A chartered tour bus driver who caused an accident on the Kanetsu Expressway that killed seven and injured 39 passengers on April 29 reportedly told police he nodded off at the wheel from exhaustion.
While investigators try to determine the exact cause of the tragedy, some measures should be carried out immediately.
First, the Ministry of Land, Infrastructure, Transport and Tourism must review and reinforce its safety standard for the operation of highway express buses.
Under the current standard, the maximum daily driving distance and hours for chartered bus drivers are 670 kilometers and nine hours. This distance is roughly equivalent to that between Tokyo and Okayama in western Japan, and drivers can be asked to remain at the wheel for up to four hours without a break. This is pretty grueling, even for professionals.
In a survey by the Ministry of Internal Affairs and Communications, nine out of 10 drivers said they have experienced drowsiness or actually dozed off while driving. They blamed long-distance driving, night-time driving and general fatigue from overwork.

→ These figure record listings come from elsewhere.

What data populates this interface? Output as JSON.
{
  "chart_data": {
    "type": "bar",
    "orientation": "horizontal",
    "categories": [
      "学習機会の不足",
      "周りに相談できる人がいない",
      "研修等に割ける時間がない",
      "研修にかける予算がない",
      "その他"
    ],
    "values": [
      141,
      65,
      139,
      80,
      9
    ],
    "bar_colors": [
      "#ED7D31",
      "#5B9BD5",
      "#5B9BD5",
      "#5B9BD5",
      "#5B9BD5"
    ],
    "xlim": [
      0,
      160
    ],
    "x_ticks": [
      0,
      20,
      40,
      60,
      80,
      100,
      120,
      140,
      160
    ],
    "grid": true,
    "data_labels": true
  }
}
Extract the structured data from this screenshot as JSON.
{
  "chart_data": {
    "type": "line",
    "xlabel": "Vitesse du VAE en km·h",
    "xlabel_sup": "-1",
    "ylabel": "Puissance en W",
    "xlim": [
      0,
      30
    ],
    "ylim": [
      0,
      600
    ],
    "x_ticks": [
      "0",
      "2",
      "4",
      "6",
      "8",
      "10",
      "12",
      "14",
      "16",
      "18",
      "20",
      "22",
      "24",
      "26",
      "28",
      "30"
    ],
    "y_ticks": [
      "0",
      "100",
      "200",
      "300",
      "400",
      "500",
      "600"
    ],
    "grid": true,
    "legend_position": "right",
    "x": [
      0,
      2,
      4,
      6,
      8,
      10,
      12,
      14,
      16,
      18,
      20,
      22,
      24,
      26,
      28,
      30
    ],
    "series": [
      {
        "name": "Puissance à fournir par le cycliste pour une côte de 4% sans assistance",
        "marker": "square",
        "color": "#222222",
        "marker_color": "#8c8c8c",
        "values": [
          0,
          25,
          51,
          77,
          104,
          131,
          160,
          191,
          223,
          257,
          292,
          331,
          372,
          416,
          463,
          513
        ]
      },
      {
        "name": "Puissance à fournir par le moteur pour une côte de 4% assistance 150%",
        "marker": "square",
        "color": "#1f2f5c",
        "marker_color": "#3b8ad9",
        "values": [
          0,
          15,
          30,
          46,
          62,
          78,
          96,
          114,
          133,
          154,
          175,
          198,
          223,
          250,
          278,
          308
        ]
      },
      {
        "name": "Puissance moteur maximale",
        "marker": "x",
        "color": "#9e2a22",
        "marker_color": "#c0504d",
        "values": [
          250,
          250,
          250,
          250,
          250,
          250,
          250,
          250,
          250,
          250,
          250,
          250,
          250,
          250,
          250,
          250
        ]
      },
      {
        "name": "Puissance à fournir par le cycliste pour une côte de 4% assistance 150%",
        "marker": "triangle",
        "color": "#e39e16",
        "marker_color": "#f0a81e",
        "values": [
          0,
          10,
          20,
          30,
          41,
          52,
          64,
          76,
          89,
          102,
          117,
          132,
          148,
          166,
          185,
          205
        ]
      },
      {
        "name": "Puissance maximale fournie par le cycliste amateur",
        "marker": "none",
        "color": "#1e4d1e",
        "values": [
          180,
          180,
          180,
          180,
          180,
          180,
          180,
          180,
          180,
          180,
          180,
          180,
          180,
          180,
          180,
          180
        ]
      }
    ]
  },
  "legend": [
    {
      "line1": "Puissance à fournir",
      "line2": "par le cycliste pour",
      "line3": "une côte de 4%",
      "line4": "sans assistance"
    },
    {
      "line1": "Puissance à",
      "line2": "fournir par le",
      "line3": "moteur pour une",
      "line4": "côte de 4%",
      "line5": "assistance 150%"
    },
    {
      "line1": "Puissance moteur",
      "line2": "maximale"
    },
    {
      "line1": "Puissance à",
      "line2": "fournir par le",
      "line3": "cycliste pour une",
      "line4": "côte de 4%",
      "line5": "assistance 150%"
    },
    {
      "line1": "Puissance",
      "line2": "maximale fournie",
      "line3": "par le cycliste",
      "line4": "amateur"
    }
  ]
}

The survey also found that chartered bus drivers put in 30 percent more hours than average workers. All in all, the survey findings clearly showed the current safety standard is too lax.
The standard must be revised on these three points at least: A stand-by driver must be aboard every long-distance overnighter bus; drivers must be required to take more frequent breaks; and the safety standard applied at night should be more stringent than its daytime counterpart.
The transport ministry was actually asked by the internal affairs ministry two years ago to revise the standard. But it dragged its feet, claiming its priority then was to “deal with bus operators who don’t abide by the safety standard.”
The time for procrastination is over.
Deregulation of bus and taxi services took place about 10 years ago. The purpose was to improve services through competition and bring prices down by encouraging the entry of new players.
The results have benefited consumers, but there were fears from the start that the excess competition might force drivers to overwork and sacrifice safety.
Long-distance chartered buses typified the deregulatory transition. Offering convenience and cheap fares, bus operators flourished, but they soon became noticeably prone to accidents and traffic law violations.
Travel agencies arrange bus tours and subcontract the tours to bus operators, often making excessive demands of the latter. In turn, the bus operators push their drivers just as mercilessly. Given this vicious cycle, we can well understand why the transport ministry has tried to make travel agencies shoulder heavier responsibilities.
The proper way to go about deregulation is to lower the hurdle for newcomers to make it easier for them to enter the market, but subject them regularly to stringent safety checks. In other words, the more open the market becomes, the more severe the safety requirements must be.
The transportation industry is noted for a high incidence of “karoshi,” or death from overwork. Pushing drivers beyond their physical well-being will ultimately cause deaths and injuries to passengers. Thorough inspections are needed in the taxi and truck industries, too.